Malhação de Judas, em ilustração de Jean-Baptiste Debret, no Rio de Janeiro, década de 1830 (Reprodução)
Hoje, sábado de aleluia, acordei saudoso para ver uma malhação de judas. Saudoso é modo de dizer, pois pessoalmente nunca participei de nenhuma queimação ou malhação do boneco representando o apóstolo que entregou Jesus Cristo aos soldados romanos.
Peguei o carro e comecei a procurar algum boneco pendurado nos postes ou em alguma estrutura construída para esse fim – já que a tradição manda que os bonecos sejam confeccionados de véspera ou na madrugada de sábado. Percorri as ruas dos bairros próximos de onde moro e nada.

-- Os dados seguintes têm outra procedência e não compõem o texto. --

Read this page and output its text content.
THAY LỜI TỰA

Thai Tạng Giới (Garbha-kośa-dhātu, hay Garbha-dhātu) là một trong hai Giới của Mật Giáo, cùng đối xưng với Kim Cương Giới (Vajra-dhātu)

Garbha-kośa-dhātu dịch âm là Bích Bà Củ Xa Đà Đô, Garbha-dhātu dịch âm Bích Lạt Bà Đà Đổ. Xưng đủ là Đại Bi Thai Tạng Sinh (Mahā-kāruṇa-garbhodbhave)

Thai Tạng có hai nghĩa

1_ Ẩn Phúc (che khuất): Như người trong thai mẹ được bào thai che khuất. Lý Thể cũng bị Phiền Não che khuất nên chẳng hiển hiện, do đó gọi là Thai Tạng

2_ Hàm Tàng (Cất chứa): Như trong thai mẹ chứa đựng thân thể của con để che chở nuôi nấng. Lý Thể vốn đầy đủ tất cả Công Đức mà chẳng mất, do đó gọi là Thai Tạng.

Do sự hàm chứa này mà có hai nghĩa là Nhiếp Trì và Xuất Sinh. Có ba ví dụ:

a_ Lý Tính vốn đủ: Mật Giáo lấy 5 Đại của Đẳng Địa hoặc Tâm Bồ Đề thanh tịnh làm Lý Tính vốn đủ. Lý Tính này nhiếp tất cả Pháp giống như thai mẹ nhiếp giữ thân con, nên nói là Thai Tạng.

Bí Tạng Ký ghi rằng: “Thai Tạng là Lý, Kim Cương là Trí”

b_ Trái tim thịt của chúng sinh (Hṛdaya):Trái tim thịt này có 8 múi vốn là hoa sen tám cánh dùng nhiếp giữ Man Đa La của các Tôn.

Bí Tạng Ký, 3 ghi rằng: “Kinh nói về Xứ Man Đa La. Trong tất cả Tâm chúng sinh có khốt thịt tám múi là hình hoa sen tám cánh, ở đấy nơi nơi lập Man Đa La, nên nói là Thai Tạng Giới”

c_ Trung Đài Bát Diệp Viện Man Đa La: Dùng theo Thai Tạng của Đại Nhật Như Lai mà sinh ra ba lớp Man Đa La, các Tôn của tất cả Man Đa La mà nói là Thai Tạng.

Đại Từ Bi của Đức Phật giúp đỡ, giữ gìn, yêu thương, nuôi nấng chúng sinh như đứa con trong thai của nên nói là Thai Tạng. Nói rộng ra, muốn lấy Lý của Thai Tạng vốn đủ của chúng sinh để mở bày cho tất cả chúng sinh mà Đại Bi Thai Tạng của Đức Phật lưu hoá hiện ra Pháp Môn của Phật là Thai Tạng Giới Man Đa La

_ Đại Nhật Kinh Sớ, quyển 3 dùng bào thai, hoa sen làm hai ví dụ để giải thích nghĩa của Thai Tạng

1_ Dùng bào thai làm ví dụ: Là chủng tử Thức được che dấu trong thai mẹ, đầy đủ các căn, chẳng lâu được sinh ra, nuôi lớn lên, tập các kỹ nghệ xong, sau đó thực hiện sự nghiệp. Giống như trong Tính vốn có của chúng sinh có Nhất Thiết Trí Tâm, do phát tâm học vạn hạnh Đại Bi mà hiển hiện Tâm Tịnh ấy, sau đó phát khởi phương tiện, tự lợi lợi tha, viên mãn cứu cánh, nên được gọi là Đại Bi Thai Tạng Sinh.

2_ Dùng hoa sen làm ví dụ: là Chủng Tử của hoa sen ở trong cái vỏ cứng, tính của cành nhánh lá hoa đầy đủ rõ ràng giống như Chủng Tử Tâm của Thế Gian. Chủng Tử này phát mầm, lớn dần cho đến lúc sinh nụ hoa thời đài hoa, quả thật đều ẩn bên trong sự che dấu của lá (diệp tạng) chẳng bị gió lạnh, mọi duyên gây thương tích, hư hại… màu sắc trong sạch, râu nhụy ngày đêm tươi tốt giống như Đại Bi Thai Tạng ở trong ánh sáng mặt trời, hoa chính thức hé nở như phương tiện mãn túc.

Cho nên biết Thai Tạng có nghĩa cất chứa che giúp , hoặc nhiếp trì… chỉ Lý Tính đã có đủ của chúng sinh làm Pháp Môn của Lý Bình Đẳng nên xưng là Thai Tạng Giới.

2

Nem um boneco representando prefeitos, presidentes ou políticos em geral. Não havia um “judas”, nem o boneco de um vizinho mau-caráter que solta bombas para assustar os cachorros, os velhos e os meninos. Como disse, nada.
Estendi a busca até a área mais antiga da cidade e lá também os postes estão pejados apenas com cabos de energia e de internet. Nem um mísero boneco pendurado pelo pescoço.
Voltei para casa frustrado. Será que o politicamente correto é que acabou com a tradição trazida para cá pelos ibéricos? Ou a prática caiu em desuso na sucessão natural das gerações?

O julgamento da internet é feito em tempo real, sem direito a apelação (Ilustração sem autor identificado/Reprodução)
Ao escrever essa última frase é que me dei conta. A malhação do judas como era feita antigamente, apenas ao meio-dia do sábado de aleluia, não faz mais sentido. Hoje existem as redes sociais onde os desafetos são queimados em tempo real, online para todo o planeta.
Não precisa que o político seja corrupto ou que o vizinho seja mau-caráter e solte bombas para assustar os cachorros, os velhos e os meninos. Não.
Basta estar vivo e você pode ser julgado, condenado, xingado, malhado e queimado (cremado também), na melhor tradição da inquisição das comunidades católica e ortodoxa, mesmo sendo ateu praticante.